The study was funded by grants from the National Institutes of Health, the Pew Foundation, The Irma T. Hirschl Trust, the Bane Foundation, the Children's Blood Foundation, the National Cancer Institute, the Emerald Foundation, the Theodore A. Rapp Foundation, Nicolaos Tzimas, the American Hellenic Educational Progressive Association V District, and the Golfers Against Cancer Foundation.

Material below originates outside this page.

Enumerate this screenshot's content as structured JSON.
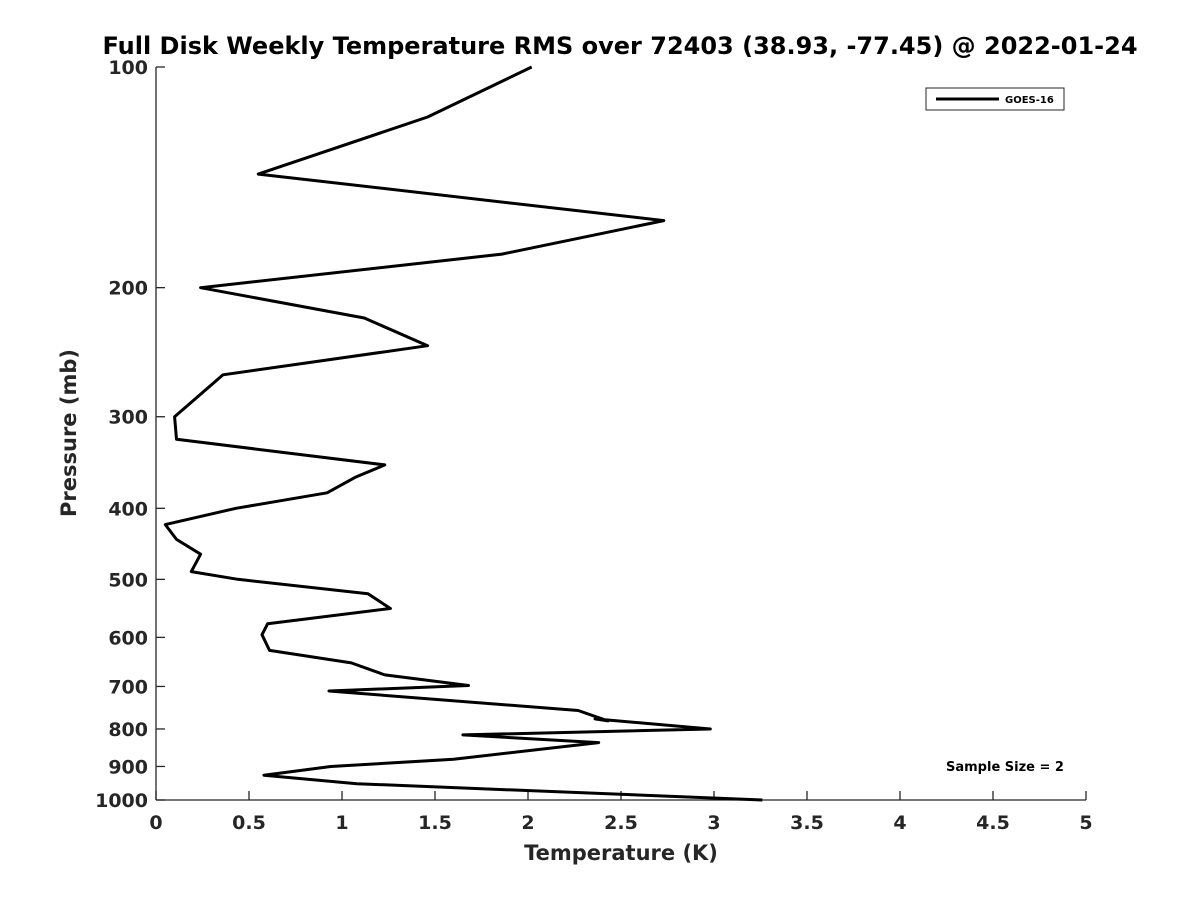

Other co-authors include Dr. Stergios Zacharoulis, Anna H. Bramley, Dr. Kristian K. Jensen, Daniel Kato, Daniel D. McDonald, and Joseph Knowles -- all of Weill Cornell Medical College; Dr. Wenjun Guo, Dr. David Shaffer, Dr. Fillippo Giancotti, and Dr. Nancy Yeh -- all of Memorial Sloan-Kettering Cancer Center; Dr. Carmen de la Hoz of the University of the Basque Country, in Vizaya, Spain; and Dr. Lawrence A. Frohman of the University of Illinois, Chicago. Dr. Vidal, who helped conduct this research while at Memorial Sloan-Kettering, is now at the University of Santiago de Compostela, Spain.